My favorite is the chairs in TNG. All that futuristic looking seating is something you can actually buy! Some of them actually look pretty comfortable. I've always wanted a Stokke Ekstrem
I get the vibe but is that really what you'd want on deck? I can't imagine giving a command and having it be ignored because it didn't bounce back to the people behind you.
You'd very likely want acoustic treatment. You'd hear the command from the direction it was given in, not bouncing around, echoing, and interfering with itself.
There's probably a practical set-design aspect to this. The acoustic tile as backdrop also makes a better sound stage, I would think.
Imagine if the walls were thin resonant panels and every time the Captain says "make it so" it will reverberate and sound like a commandment from God !
I’ve always loved behind the scenes for sci-fi set designs and ship building. Kit bashing, repurposing junk yard items, painted container lid wall plating, etc. always forced me to look and think differently about everyday items. I can’t help but lament the loss of the constraint-drive emergent soul/feel of these “worlds” as CGI backgrounds and/or movie budgets applied to TV series set design (e.g. ST:SNW, ST:PIC, etc). With that said, Andor did show how high budget physical set designs can significantly contribute to world building.
Ex Astris Scientia covers much of that and it's really cool to see how many times they reused particular stuff.
Even set that screams it repurposes some real life elements sometimes gives better overall impression than CGI surroundings. I miss that craftsman work from years ago.
Doctor Who after return in 2005 up until 2010 didn't had a big budget and thus sets, props were cheaply done but that exactly worked IMO for overall charm of that show.
KYLE Hi, Brandon.
BRANDON No time for pleasantries, Kyle. We have a level five emergency. You still got the utility systems walk-through, right?
KYLE Yeah. I've got sectors one through twenty-eight. I think Hollister has the upper levels.
BRANDON Great. I'll get everybody on-line.
Kyle is the real hero of the film. There is probably a scenario where Earth is saved when Kyle realizes that an acoustic panel has been rotated by 90 degrees.
Can't find it now but there's a website that documents the use of Ikea furniture in Star Trek. I first started to notice when the courtroom lamps in TNG's Devil's Due were the same lamps as in my loft.

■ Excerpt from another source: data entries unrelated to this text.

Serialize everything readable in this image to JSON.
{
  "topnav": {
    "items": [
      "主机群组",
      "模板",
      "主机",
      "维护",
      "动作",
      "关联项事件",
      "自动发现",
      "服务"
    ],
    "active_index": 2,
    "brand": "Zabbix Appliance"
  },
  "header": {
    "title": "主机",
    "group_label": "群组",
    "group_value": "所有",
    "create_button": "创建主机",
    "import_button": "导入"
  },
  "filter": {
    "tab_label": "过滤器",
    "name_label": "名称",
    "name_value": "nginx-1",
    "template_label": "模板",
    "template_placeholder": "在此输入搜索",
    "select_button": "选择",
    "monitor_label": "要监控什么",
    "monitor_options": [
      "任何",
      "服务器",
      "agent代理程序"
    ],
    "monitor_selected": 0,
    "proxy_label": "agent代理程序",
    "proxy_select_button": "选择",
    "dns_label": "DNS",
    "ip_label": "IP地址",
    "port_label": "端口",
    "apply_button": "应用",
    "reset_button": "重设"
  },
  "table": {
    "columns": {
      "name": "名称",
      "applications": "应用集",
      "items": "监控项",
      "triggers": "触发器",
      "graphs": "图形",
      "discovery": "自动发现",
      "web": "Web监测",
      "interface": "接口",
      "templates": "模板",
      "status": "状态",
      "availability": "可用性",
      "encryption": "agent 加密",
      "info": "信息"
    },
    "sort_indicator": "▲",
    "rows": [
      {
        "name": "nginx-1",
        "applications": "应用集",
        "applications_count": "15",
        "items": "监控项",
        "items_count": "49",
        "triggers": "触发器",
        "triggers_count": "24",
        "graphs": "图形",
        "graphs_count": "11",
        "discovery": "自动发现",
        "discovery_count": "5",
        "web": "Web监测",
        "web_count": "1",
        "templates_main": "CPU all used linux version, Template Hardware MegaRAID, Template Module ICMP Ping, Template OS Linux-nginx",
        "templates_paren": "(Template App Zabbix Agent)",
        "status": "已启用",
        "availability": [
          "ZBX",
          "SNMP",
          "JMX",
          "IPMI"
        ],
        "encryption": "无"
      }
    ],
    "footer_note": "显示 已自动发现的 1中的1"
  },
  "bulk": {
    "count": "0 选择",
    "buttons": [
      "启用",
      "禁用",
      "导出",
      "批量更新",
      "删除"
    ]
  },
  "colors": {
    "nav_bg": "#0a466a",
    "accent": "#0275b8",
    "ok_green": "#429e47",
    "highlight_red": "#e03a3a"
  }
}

Looking at science fiction sets, I always wonder why they have to look so "spacey"; Foundation is a good concurrent example of this, but even my highly regarded Expanse, which avoids a lot of inaccuracies usually, is not innocent here. Irregularly shaped doors, flashy lights in useless places, patterned backgrounds, round halls, windows on spaceships, and so on.
I mean, I get it, I watch a space opera, it’s set in space. But why do the designers have to shove it in your face that much? My guess would be that the future rather features sublime technology that disappears into the background when not needed, environments designed for efficiency, not wasted space—especially on vessels.
I'd argue that TNG embodies your guess in many ways - many of the corridor and living area sets look like relatively normal, comfortable spaces. The computer is exactly that sublime technology - it's there when they need it (through a wake word) but otherwise completely invisible.
True, although I’d argue that the relative normalness is probably also a necessity due to TNG being a very long-running show, where you cannot devise bespoke design for every episode in an economical way.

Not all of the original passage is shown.